Gross domestic product expanded 5.5 percent in the June quarter, beating the 5.2 percent gain estimated in a Bloomberg survey of 39 analysts. The data may fail to ease pressure on Prime Minister Manmohan Singh to revive a development agenda hampered by graft allegations and political gridlock, as price pressures keep the central bank from paring rates further.
“The RBI will argue high rates have not impacted growth and that the government has to get inflation under control,” Andrew Holland, chief executive officer of investment advisory at Ambit Capital in Mumbai, said by e-mail. “Stocks will head down and look at what happens globally in the next few weeks.”
Policy makers must reduce the inflation rate by about 2 percentage points, RBI Governor Duvvuri Subbarao said Aug. 27. Inflation has averaged more than 7 percent in 2012, fanned by food costs and a 17 percent decline in the rupee against the dollar in the past year that made imports such as oil costlier. A below-average monsoon threatens to exacerbate price increases and weigh on growth by crimping farm output.
The wholesale-price index rose 6.87 percent last month from a year earlier, the fastest inflation in the BRIC group, even as the pace eased to a 32-month low. India also faces record borrowing needs to plug the widest BRIC budget deficit and a trade shortfall that has pressured the rupee.
India is “somewhat of an outlier in the world” as price increases remain above a comfort level of about 5 percent even as economic growth cools, according to Governor Subbarao. He left borrowing costs unchanged at 8 percent in July for a second meeting, after a 0.5 percentage point cut on April 17.
The main opposition party stalled parliament for an eighth day today, demanding the prime minister to quit after the chief auditor Aug. 17 found the government may have lost $33 billion awarding coalfields without holding auctions. The government was relying upon the parliamentary session to end two years of policy gridlock to stoke economic growth from the slowest pace in three years.
BNP Paribas SA cut its rating on Indian stocks to neutral from overweight in a report Aug. 27 on concerns that persistent inflation and policy deadlock will hurt growth until a new government is formed in 2014.
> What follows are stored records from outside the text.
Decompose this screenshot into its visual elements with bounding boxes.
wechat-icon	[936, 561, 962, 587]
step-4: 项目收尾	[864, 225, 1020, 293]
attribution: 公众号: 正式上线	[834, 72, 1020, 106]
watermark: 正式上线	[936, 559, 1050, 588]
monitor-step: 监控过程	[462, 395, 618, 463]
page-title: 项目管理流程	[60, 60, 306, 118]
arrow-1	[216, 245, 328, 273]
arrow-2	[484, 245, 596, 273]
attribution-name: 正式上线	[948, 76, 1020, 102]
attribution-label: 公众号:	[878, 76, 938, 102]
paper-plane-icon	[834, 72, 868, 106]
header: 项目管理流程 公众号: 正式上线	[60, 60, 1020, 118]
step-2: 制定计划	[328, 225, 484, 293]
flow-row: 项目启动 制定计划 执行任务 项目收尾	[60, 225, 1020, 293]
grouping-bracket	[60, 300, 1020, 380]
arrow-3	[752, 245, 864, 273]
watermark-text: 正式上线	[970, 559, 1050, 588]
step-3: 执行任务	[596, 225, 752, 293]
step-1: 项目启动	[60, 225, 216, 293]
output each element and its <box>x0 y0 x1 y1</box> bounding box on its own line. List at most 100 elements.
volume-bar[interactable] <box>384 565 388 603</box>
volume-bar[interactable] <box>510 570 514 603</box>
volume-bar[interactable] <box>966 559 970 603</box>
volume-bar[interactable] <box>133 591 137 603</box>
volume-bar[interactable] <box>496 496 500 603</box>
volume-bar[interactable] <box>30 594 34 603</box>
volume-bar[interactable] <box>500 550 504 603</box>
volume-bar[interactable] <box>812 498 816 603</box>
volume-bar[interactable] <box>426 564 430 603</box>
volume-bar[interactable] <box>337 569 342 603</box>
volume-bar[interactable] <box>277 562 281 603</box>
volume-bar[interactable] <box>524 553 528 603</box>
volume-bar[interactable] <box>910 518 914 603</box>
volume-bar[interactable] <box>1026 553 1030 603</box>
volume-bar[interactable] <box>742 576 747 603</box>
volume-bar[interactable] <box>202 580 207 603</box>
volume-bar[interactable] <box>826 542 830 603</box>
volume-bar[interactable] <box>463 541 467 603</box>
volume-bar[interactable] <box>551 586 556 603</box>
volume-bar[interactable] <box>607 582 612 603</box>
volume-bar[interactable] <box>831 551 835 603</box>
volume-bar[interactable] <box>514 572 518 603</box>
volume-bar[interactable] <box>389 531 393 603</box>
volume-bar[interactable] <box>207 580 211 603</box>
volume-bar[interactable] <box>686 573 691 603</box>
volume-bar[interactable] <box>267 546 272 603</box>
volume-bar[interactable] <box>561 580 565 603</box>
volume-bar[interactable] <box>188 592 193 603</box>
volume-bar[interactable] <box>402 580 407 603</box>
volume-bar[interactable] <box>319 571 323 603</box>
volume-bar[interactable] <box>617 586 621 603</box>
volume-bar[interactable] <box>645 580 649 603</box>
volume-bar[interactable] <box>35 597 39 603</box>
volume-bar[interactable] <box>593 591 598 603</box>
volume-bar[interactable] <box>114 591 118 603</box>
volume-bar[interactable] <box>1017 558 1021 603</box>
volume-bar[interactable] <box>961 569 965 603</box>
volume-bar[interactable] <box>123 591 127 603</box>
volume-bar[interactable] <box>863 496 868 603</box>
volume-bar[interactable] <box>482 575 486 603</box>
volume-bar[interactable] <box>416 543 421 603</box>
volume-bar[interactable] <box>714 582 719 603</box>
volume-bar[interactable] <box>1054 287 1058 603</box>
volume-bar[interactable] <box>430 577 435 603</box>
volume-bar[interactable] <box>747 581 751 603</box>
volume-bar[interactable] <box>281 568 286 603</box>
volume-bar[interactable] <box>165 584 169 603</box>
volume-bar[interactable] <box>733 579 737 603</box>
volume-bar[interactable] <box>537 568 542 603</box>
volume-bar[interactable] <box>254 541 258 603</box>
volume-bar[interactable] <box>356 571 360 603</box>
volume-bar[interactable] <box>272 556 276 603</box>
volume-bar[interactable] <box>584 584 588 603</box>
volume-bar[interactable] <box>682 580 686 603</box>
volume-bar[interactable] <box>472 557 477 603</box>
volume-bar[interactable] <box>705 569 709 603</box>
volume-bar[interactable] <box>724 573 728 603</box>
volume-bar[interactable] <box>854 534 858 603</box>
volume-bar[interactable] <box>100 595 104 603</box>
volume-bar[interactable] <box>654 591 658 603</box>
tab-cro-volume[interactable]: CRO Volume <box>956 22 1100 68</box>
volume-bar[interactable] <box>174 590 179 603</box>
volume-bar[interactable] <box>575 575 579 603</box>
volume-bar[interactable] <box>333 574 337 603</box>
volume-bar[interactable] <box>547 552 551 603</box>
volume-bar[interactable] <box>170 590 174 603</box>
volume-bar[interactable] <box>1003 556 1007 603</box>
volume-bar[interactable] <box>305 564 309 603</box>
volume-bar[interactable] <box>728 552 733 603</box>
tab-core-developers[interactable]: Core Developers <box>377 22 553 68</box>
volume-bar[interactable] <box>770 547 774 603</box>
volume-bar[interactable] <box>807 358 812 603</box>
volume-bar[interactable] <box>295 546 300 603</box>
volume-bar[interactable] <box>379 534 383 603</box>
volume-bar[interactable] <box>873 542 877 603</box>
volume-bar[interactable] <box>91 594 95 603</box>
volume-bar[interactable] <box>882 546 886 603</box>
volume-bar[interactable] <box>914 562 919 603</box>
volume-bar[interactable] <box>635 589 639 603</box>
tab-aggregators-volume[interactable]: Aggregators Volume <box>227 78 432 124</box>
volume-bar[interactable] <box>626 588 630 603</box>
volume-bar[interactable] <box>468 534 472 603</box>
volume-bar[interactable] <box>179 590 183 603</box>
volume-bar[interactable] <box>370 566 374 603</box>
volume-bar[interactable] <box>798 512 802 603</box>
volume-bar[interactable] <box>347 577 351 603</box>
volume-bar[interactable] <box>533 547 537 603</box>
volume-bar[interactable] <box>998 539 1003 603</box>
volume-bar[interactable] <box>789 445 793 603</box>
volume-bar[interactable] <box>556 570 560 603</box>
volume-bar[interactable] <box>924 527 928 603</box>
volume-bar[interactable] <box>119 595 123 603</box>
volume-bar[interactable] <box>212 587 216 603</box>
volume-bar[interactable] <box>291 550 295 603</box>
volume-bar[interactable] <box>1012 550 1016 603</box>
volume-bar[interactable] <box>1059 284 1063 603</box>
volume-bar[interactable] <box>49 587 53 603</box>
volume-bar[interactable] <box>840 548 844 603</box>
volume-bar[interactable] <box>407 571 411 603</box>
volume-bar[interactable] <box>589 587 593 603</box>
The Sensex has still gained 12.5 percent this year, helped by the biggest overseas equity flows among 10 Asian markets tracked by Bloomberg. Foreign funds bought a net $449.5 million of stocks yesterday, the 23rd straight day of purchases, taking their investments this year to $12.3 billion, according to data from the regulator. That’s the longest stretch of net buying since a record 41-day streak through Oct. 27, 2010, according to data compiled by Bloomberg.
India VIX, which measures the cost of protection against losses in the S&P CNX Nifty Index, surged 3.8 percent to 17.30. The Nifty index lost 1.1 percent to 5,258.50 and its September futures settled at 5,291.65. The BSE-200 Index lost 0.6 percent to 2,134.32. India’s top two bourses traded 1 billion shares yesterday, the highest since July 26 and 17 percent more than the 12-month daily average of 888 million.
Hindustan Unilever slid 2.6 percent to 515.1 rupees. ITC lost 1.1 percent to 267.65 rupees, ending a seven-day rally. Tata Consultancy Services fell 1.7 percent to 1,343.75.
NTPC dropped 2 percent to 168.05 rupees. The company cut its investment plan to 500 billion rupees in a five-year period ending 2017 compared with 2 trillion rupees earlier, Business Standard reported, citing a company official it didn’t identify.